Inspired by New Century, New Woman, dissect the history of the fight for voting and the powerful women who led the charge during this Dynamic Conversation. Scholars Vicki Ruiz, PhD, Sharon Harley, PhD, and Cathleen Cahill, PhD discuss some of the activists and leaders at the forefront of the women’s suffrage movement:


This is a recording of the LIVE program which aired on January 19, 2021. 

Vicki Ruiz, PhD

Vicki L. Ruiz is Distinguished Professor Emerita of History and Chicano/Latino Studies at the University of California, Irvine. A first generation college-bound student, she received her PhD in History from Stanford University in 1982. An award-winning scholar and educator, she is the author of Cannery Women, Cannery Lives and From Out of the Shadows: Mexican Women in Twentieth- Century America and co-author of Created Equal: A History of the United States. She and Virginia Sánchez Korrol co-edited the three-volume Latinas in the United States: A Historical Encyclopedia, which received a 2007 “Best in Reference” Award from the New York Public Library.

Over the course of her career, Ruiz has participated in numerous public history and community engagement programs, including Arizona State’s Hispanic-Mother Daughter Program. From 2007-2012, she served as Dean of the School of Humanities at UC Irvine. In 2012 Professor Ruiz was inducted into the American Academy of Arts and Sciences. Directing twenty-seven dissertations, she has mentored four generations of graduate students from UC Davis, Claremont Graduate School, Arizona State, and UC Irvine. The National Women’s History Project named her a 2015 Honoree in recognition of her scholarship. Ruiz has also received a lifetime achievement award from the Immigration and Ethnic History Association and the OAH Rosenzweig Award for distinguished service. She is past president of the Organization of American Historians and the American Historical Association. On September 10, 2015, President Barack Obama awarded Vicki L. Ruiz the National Humanities Medal.

Sharon Harley, PhD

Dr. Sharon Harley is an Associate Professor at the University of Maryland, College Park. She and historian Rosalyn Terborg-Penn co-edited and contributed essays in the pioneer anthology, The Afro-American Woman: Struggles and Images (1978). She edited and contributed to two anthologies Sister Circle: Black Women and Work (Rutgers, 2002) and Women’s Labor in the Global Economy: Speaking in Multiple Voices (Rutgers, 2008) resulting from two major Ford Foundation grants. Among her many published articles, she has written about the world’s leading suffragists in “Race Women: Cultural Productions and Radical Labor Politics” (2007) and “Mary Church Terrell: Genteel Militant” (1988). She recently published “African American Women and the Right to Vote” in Women and Suffrage (2018) and “I Don’t Pay Those Borders No Mind At All:” Audley E. Moore (“Queen “Mother Moore) – Grassroots Global Traveler and Activist– Reframing Black Nationalist/Pan-Africanist Engagement” in Women and Migrations (2018).
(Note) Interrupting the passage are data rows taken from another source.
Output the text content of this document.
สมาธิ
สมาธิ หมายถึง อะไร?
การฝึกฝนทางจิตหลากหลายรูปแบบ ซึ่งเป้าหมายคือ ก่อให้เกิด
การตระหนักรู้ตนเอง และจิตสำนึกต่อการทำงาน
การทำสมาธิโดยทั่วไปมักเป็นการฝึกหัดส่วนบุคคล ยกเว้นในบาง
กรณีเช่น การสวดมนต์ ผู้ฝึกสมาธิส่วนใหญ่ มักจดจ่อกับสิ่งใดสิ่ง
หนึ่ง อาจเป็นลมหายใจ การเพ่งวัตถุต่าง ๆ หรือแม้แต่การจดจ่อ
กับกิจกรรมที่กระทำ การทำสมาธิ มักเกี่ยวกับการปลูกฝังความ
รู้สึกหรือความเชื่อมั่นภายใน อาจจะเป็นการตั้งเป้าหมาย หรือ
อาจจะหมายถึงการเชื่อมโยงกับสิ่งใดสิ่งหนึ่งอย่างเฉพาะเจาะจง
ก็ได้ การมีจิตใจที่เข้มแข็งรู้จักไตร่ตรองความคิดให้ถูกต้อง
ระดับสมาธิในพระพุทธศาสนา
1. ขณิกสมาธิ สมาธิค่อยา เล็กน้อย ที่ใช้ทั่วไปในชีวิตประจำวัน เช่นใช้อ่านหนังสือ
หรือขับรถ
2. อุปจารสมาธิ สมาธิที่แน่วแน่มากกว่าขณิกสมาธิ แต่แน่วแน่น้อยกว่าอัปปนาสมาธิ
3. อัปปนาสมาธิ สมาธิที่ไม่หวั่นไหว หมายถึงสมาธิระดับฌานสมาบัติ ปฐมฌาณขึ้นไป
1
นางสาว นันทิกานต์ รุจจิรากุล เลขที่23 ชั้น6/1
She has held fellowships at the Woodrow Wilson International Center for Scholars as well as the W. E. B. Du Bois Institute at Harvard University’s Hutchins Center, and the National Humanities Center at the Research Triangle, North Carolina. In 2010, she was awarded the Carter G. Woodson Medallion for Outstanding Scholarship.
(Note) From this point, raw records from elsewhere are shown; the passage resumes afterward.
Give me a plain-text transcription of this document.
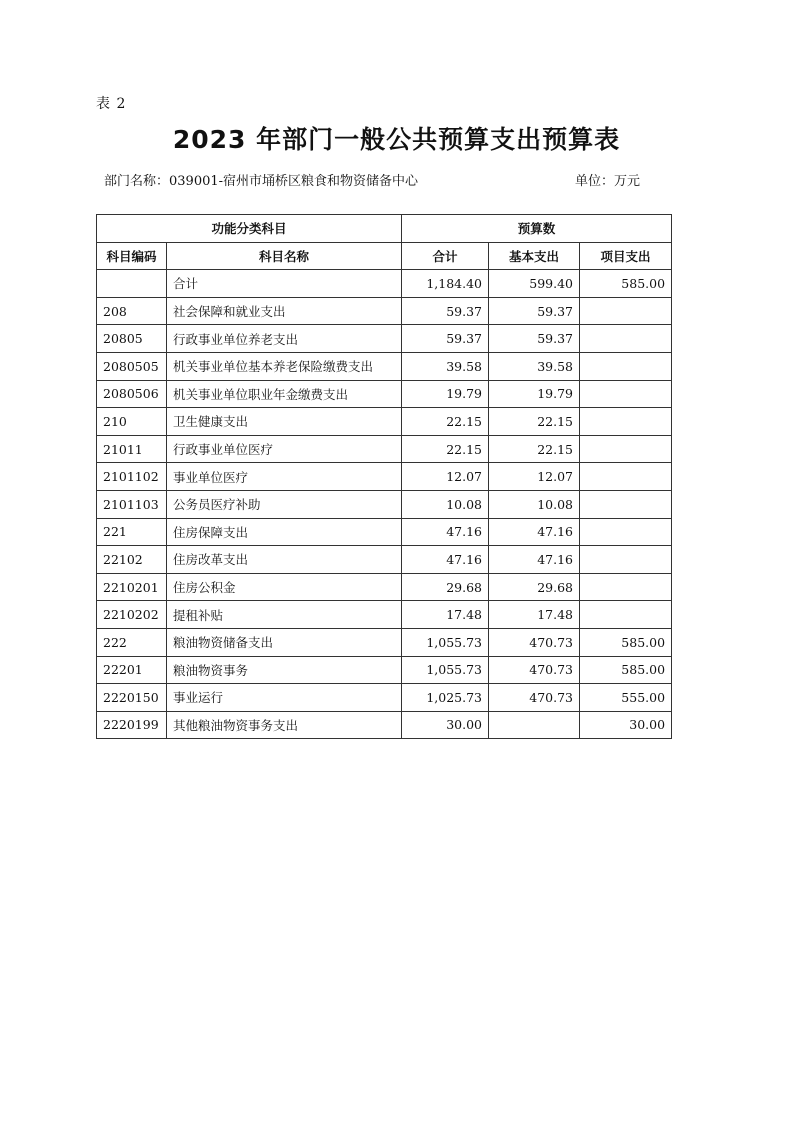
表 2
2023 年部门一般公共预算支出预算表
部门名称：039001-宿州市埇桥区粮食和物资储备中心	单位：万元
功能分类科目		预算数		
科目编码	科目名称	合计	基本支出	项目支出
	合计	1,184.40	599.40	585.00
208	社会保障和就业支出	59.37	59.37	
20805	行政事业单位养老支出	59.37	59.37	
2080505	机关事业单位基本养老保险缴费支出	39.58	39.58	
2080506	机关事业单位职业年金缴费支出	19.79	19.79	
210	卫生健康支出	22.15	22.15	
21011	行政事业单位医疗	22.15	22.15	
2101102	事业单位医疗	12.07	12.07	
2101103	公务员医疗补助	10.08	10.08	
221	住房保障支出	47.16	47.16	
22102	住房改革支出	47.16	47.16	
2210201	住房公积金	29.68	29.68	
2210202	提租补贴	17.48	17.48	
222	粮油物资储备支出	1,055.73	470.73	585.00
22201	粮油物资事务	1,055.73	470.73	585.00
2220150	事业运行	1,025.73	470.73	555.00
2220199	其他粮油物资事务支出	30.00		30.00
Dr. Harley has delivered papers at professional history and women’s conferences in the U.S. as well as scholarly meetings in South Korea, Ireland, France, Spain, Italy, Ghana, South Africa, Abu Dhabi, and China.

Harley is the principal investigator of a recently awarded Mellon Foundation Grant to the University of Maryland for a two-year African/Black Diaspora Research Seminar.  Harley served as Principal Investigator of a Ford Foundation seminar, “Women of Color and Work Research Seminar” (2002-2006) and was Co-Editor/Contributor, The Afro-American Woman: Struggles and Images, co-Editor/Contributor, Women in Africa and the African Diaspora, and Editor/Contributor, Women’s Labor in the Global Economy: Speaking in Multiple Voices.”


This Dynamic Conversation is a part of a virtual weeklong Martin Luther King Jr. celebration.